Balls are shit

Ball season is well and truly here – and I couldn’t be less fucking excited about it.


Before the evening of the ball begins, I have to pretend to give a shit, spending another 90 sodding quid renting a white tie. The ball committee swan around like royalty, dedicating months of hard labour (read: sending emails) all for a pat on the back from the proctor and some well-deserved CV points. Well fucking done.

Wow, really luxurious…

For the cost of a short holiday break to Budapest, let’s all stand in a cold, shitty marquee, sipping watered-down Sex on the Beach surrounded by losers we’ve never seen except shuffling to and from the library.

The music is shit. The DJs are those very same you can see for a fiver in Babylove or even fucking Carbon. You have the esteemed privilege of dancing with giant,stupid headphones on with the sound quality of a Sony Walkman circa 1998 – all because of some dumb Council noise level rule.

Real life Supermarket DJ

How many tiny Mission Burritos equate to the cost of my ball ticket? Why would I pay £100 to wait in a twenty-minute queue for noodles? At the risk of rupturing all the ligaments in my knees, why would I possibly want to have a go on Dodgems and interact with all the fucking brainless morons that run it? Am I 10? No, I’m fucking 21 and I just went on Dodgems after sinking 4 shitty pints and some questionable Jager-substitution that will paint my shit charcoal tomorrow.

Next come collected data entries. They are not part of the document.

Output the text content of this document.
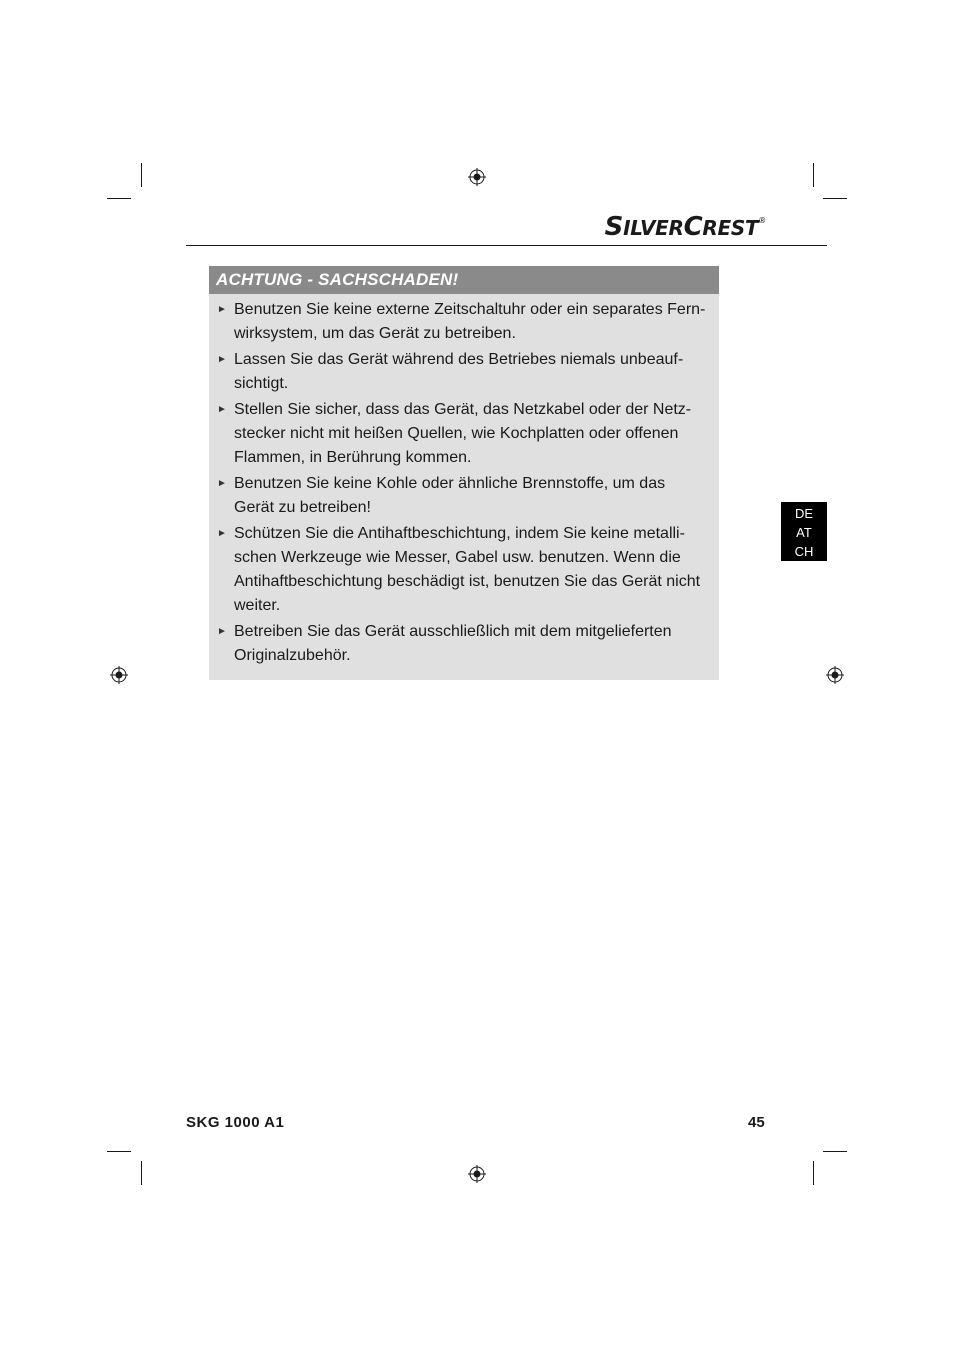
SILVERCREST®
ACHTUNG - SACHSCHADEN!
► Benutzen Sie keine externe Zeitschaltuhr oder ein separates Fern-
wirksystem, um das Gerät zu betreiben.
► Lassen Sie das Gerät während des Betriebes niemals unbeauf-
sichtigt.
► Stellen Sie sicher, dass das Gerät, das Netzkabel oder der Netz-
stecker nicht mit heißen Quellen, wie Kochplatten oder offenen
Flammen, in Berührung kommen.
► Benutzen Sie keine Kohle oder ähnliche Brennstoffe, um das
Gerät zu betreiben!
► Schützen Sie die Antihaftbeschichtung, indem Sie keine metalli-
schen Werkzeuge wie Messer, Gabel usw. benutzen. Wenn die
Antihaftbeschichtung beschädigt ist, benutzen Sie das Gerät nicht
weiter.
► Betreiben Sie das Gerät ausschließlich mit dem mitgelieferten
Originalzubehör.
DE
AT
CH
SKG 1000 A1	45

How can I enjoy my seventh zebra burger knowing full well there are certain student musicians here that have performed for forty minutes and received a free ticket? How can I prevent myself from thinking of all the cocaine I could have spent instead of stuffing crap pizza into my mouth and trying to get into as many photos as possible?

Actual live shot from Catz ball this year

I wake up the next day, hungover and with a stranger in my bed. Self-loathing permeates my very core. Put it this way, for the cost of a ticket and my rented tie, I could have bought a lot of Domino’s and a lot of ketamine.